As time went by it was clear there was one thing uniting everyone involved: creation. That’s the sole reason why all of us had decided to spend eight weeks in the miserable heat doing yoga on sticky mats, working our vocal chords until they stung, and churning our tired legs for one last movement piece. We laid down all of our differences for the sole goal of creating something together.
By the third week it was decided that the performance would explore the traps and binding situations that people experience due to negative influences of the media, peer pressure, and issues at home. It was a testament to the power of community. If a group of individuals chose to create a community built upon trust and respect, there was a chance that the process could free all of us from the chains that held us down.
I wasn’t tied to the traditional role of a dramaturg in any way, at least not in the way I’ve been trained to think about dramaturgy. I consider all of the work I did this summer as dramaturgical because of the holistic approach that Free Street demands. Not once did I do something because it was my special project. I did everything from painting props to blocking scenes because it meant that it would help the greater whole. And during the entire process all of the choices I made were collectively decided. Whenever we needed a scene to be blocked the performers and the directors would have a say as to how it was staged. Nothing was done unless the ensemble was on the same page. What this meant was that the final product was not the main goal, but instead it was the process that was the focus.
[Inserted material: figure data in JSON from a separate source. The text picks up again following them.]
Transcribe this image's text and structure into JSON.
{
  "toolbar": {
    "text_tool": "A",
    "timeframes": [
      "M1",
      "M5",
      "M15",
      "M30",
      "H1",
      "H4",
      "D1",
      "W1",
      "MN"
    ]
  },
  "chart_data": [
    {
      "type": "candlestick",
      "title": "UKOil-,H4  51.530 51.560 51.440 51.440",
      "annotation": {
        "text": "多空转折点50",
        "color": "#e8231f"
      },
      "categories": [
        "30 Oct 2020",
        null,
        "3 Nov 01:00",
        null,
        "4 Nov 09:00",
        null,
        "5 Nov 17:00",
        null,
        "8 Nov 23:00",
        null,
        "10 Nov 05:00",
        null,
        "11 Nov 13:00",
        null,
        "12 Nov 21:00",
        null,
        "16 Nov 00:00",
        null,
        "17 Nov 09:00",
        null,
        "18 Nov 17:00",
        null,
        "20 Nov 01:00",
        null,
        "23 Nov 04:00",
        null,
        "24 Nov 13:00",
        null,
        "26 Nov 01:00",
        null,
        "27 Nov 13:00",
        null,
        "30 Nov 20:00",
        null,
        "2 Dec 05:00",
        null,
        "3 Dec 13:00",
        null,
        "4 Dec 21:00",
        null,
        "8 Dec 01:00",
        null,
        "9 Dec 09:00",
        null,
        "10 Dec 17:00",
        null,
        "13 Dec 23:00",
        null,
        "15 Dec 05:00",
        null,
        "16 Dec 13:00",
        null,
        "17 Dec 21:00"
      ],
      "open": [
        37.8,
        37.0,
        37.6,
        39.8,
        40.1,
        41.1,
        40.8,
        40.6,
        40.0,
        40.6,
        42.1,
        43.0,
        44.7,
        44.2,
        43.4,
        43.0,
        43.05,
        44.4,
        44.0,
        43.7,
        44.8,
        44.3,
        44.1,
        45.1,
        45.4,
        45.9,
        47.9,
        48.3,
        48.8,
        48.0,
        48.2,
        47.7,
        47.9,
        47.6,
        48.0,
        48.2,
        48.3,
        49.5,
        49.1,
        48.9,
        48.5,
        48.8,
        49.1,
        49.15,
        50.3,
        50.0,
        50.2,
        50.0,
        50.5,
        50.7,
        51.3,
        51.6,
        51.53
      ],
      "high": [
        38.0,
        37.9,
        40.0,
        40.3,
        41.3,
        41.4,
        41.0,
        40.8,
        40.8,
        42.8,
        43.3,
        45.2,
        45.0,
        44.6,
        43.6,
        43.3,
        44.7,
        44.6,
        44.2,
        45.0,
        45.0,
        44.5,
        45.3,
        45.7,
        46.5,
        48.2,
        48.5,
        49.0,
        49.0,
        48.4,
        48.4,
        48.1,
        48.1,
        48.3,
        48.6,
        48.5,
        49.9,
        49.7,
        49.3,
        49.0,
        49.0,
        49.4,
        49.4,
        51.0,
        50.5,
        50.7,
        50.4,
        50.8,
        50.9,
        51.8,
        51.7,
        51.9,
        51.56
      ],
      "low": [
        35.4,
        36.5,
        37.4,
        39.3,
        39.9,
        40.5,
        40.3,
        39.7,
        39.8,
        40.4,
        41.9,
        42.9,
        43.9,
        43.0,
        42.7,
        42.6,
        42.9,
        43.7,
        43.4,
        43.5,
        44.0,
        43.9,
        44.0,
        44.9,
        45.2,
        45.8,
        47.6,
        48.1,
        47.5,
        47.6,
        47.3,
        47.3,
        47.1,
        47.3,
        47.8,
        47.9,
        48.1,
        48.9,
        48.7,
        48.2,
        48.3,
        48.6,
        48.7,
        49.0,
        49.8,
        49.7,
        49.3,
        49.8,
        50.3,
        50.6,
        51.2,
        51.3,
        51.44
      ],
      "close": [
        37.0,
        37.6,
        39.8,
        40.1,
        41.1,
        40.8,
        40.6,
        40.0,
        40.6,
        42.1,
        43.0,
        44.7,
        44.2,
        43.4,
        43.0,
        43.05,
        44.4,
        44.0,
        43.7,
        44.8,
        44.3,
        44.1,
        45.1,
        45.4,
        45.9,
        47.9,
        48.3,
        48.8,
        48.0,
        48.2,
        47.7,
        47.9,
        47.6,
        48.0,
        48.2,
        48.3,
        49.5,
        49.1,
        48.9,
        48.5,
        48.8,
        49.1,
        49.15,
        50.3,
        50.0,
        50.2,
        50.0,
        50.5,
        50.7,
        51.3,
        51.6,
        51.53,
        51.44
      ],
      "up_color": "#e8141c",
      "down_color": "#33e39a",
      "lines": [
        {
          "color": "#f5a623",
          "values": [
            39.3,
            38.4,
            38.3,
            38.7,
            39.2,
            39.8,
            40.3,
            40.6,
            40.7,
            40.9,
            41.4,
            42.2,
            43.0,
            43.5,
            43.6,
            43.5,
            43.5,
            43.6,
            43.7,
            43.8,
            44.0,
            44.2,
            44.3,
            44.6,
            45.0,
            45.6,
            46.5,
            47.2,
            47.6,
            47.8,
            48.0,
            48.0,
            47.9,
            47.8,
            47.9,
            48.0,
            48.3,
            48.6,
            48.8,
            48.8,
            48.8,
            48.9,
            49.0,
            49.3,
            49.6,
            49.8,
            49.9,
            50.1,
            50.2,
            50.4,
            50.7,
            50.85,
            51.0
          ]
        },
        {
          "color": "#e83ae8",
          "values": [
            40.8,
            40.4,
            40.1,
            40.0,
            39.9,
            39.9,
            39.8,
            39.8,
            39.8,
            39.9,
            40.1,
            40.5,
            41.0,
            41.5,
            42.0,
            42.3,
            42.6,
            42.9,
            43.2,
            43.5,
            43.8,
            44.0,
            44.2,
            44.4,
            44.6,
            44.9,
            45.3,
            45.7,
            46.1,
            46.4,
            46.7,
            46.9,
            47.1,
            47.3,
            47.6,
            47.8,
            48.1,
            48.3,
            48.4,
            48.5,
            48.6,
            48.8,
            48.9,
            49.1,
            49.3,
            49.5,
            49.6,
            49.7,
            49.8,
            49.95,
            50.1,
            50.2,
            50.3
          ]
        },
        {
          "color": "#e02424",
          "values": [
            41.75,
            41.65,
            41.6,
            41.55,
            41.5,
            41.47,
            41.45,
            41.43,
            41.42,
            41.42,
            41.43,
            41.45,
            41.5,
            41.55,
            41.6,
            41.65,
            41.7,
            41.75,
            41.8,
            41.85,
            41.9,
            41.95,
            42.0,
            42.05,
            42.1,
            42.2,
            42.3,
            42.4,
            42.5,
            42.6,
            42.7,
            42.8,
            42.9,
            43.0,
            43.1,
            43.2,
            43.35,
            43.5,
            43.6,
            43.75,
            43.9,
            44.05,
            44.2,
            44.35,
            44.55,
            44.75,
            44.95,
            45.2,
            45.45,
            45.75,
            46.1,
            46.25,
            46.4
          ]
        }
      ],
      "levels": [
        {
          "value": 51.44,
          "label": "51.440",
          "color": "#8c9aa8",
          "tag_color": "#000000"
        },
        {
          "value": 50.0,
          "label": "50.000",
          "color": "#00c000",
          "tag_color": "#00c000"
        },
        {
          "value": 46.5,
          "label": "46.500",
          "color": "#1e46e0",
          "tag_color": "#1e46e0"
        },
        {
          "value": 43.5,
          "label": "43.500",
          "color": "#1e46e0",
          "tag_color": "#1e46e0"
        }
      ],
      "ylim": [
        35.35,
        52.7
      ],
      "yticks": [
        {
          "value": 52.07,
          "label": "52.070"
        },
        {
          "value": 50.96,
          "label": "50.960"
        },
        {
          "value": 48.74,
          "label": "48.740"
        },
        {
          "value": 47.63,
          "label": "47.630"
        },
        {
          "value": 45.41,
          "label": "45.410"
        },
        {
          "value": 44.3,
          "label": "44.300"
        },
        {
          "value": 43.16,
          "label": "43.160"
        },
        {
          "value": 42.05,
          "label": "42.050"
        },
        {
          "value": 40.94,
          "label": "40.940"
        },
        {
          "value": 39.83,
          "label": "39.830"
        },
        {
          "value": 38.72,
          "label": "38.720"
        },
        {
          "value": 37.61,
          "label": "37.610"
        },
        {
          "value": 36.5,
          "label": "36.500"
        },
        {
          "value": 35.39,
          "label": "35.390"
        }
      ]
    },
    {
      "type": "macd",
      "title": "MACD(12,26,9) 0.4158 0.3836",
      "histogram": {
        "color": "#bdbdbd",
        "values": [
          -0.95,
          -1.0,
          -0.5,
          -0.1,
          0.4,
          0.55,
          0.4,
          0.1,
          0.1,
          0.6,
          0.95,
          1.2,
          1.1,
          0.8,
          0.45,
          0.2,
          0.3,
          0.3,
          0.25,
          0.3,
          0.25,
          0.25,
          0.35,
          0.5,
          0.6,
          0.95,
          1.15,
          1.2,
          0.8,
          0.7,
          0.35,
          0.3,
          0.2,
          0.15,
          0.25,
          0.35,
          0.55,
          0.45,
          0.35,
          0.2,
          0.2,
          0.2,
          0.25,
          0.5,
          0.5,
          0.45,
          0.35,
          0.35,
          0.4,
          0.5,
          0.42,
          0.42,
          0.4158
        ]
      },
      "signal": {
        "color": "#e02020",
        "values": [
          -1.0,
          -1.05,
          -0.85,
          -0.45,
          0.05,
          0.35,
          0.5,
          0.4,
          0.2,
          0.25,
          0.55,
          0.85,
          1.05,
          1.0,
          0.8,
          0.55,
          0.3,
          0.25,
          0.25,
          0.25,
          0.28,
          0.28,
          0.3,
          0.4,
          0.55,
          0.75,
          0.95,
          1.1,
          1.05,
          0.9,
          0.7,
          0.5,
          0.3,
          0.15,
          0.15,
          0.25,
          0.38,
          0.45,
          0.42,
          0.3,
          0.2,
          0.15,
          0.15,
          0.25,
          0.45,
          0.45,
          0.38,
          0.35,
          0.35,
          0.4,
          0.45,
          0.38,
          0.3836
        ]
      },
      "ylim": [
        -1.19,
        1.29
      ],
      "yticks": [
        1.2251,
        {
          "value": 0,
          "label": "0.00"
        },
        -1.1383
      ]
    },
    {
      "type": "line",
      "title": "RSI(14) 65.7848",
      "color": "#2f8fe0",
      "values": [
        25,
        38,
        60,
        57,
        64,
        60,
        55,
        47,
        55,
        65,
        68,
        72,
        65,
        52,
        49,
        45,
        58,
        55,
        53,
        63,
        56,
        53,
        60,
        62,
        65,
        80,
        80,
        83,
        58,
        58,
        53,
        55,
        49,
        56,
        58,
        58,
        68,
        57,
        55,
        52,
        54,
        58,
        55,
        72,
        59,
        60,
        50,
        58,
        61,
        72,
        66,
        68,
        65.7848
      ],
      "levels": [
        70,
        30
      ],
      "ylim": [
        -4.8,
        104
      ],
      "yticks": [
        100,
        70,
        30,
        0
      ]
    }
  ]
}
Now as I am about to once again begin the life as a student, I can’t help but look at the next 480 days left of my college career and want to do something different from the past 480 days. I don’t want to just fall back into routine and forget the community that I am part of. If there’s one little nugget of hope I found in the empty void that summer has come to be for many students, it’s that there is a way to transform a community and create equality and equity. This hope lies in the artistic process.